Ladder of Years
by Anne Tyler
Until a few months ago I hadn’t really heard of Anne Tyler. While we were visiting Tim’s parents his mum recommended this book to me and since then I keep seeing her everywhere. This week she was nominated for the Man Booker International Prize for her lifetime body of work. This is an intriguing book, a study of human character, and I suspect that the way a reader reacts to it is very telling. In some ways it’s a very sad story, and it definitely got me thinking.
“Baltimore woman disappears during family vacation” begins the book, or more accurately the newspaper article that precedes chapter one. The description of the missing woman, 40-year-old Cordelia Grinstead, is so vague, so comical that I thought this was some kind of ironic take on the actual news story, a character’s bitter retelling – “Her eyes are blue or gray or perhaps green”, she “avoided swimming wherever possible and…may have been a cat in her most recent incarnation”. It’s a slightly bizarre introduction to a not-at-all comic novel about the Grinstead family, with all its quirks and pecularities.
I had assumed, from that beginning and the brief description I’d been given by Tim’s mum, that that would be where the story began – with the woman walking away from her family – and that the bulk of the novel would alternate between them looking for her and whatever she was doing, in a slightly detached, psychological study type of way.
Instead, the book begins weeks before the family holiday, with Cordelia, or Delia as she’s known to everyone, getting into a bizarre situation while at the supermarket – a younger man spots his estranged wife with another man and begs Delia, a complete stranger, to pose as his lover.
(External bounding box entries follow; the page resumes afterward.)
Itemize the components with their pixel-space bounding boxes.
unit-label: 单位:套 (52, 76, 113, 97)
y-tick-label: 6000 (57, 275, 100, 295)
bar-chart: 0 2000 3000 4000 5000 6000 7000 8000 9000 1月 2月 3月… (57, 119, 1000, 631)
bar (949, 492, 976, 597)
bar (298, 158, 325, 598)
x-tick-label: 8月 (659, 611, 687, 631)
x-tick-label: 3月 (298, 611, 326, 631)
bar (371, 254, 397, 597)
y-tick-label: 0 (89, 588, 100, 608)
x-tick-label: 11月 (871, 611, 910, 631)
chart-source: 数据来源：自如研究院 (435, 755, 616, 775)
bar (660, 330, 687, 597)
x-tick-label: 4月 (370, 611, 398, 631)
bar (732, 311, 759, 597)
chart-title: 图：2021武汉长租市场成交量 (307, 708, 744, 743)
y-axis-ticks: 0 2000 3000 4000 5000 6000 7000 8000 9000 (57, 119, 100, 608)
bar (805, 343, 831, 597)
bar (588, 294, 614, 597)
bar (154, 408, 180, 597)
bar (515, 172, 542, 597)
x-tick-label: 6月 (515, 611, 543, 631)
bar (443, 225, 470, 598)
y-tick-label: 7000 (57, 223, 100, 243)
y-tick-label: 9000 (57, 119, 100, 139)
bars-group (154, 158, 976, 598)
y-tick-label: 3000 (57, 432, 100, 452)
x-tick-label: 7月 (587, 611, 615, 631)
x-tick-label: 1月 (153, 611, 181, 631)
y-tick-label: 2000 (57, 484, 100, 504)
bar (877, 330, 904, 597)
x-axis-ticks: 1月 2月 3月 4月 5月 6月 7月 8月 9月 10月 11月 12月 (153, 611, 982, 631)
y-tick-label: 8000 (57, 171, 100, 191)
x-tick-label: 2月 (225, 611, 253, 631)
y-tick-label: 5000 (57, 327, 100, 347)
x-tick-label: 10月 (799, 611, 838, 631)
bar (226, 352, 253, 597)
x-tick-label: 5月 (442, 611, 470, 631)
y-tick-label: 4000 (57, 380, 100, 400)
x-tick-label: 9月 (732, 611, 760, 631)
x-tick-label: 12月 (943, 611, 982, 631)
It’s a brilliant opening – the comedy of the dichotomy between what Delia wants to buy for her family and what the young man throws into the basket, what he hisses at her not to buy because it will reveal that she has children or simply isn’t glamorous enough – and gives lots of room for Delia’s thoughts to reflect on her life, on how exciting this situation is compared with the humdrum of her usual existence, on what type of person she must be to go along with this, to drive away without half of the things she needs just to please a complete stranger.
Delia isn’t unhappy, but the more she reflects on that scene at the supermarket and other circumstances that come up in the run-up to the annual family holiday (Delia, her husband Sam, their three mostly grown-up children, both Delia’s sisters and her two nieces) she becomes, not exactly dissatisfied, but aware of herself and how other people see her and how little she appears to matter in anyone else’s life.
The book follows Delia all along, revealing every thought, every indecision, every awareness, every doubt. It is fascinating to watch as she walks away from her family aimlessly, catches a lift with no particular destination in mind, and creates a whole new life for herself. She dresses differently, interacts differently with people, reads a different type of book and, importantly, is delighted whenever anyone comments on her independence. From then on the question is: will she stay here? Will she take this new Delia back home to her family? Will she move on again when this new life becomes humdrum?
I wasn’t altogether satisfied by the ending, but then I don’t think I ever quite empathised with Delia. I understand the need for a change, to search herself for a while, but it seems such a cold, cruel way of going about it. And she does spend a lot of the book seeming a little empty, distracted, not quite there, so when she is moved by events toward the end of the book it is clear that she has finally figured out where she belongs, what and who she cares about. But again she goes about it in such a cold way.
Despite my difficulty with Delia, I really enjoyed this book. I may not empathise, but hers is still a fascinating head to get inside. It really did get me thinking about that common complaint of being unappreciated, trapped in a marriage that has lost all the spark and with the children about to leave home – what’s left? Everybody wants to feel needed, right?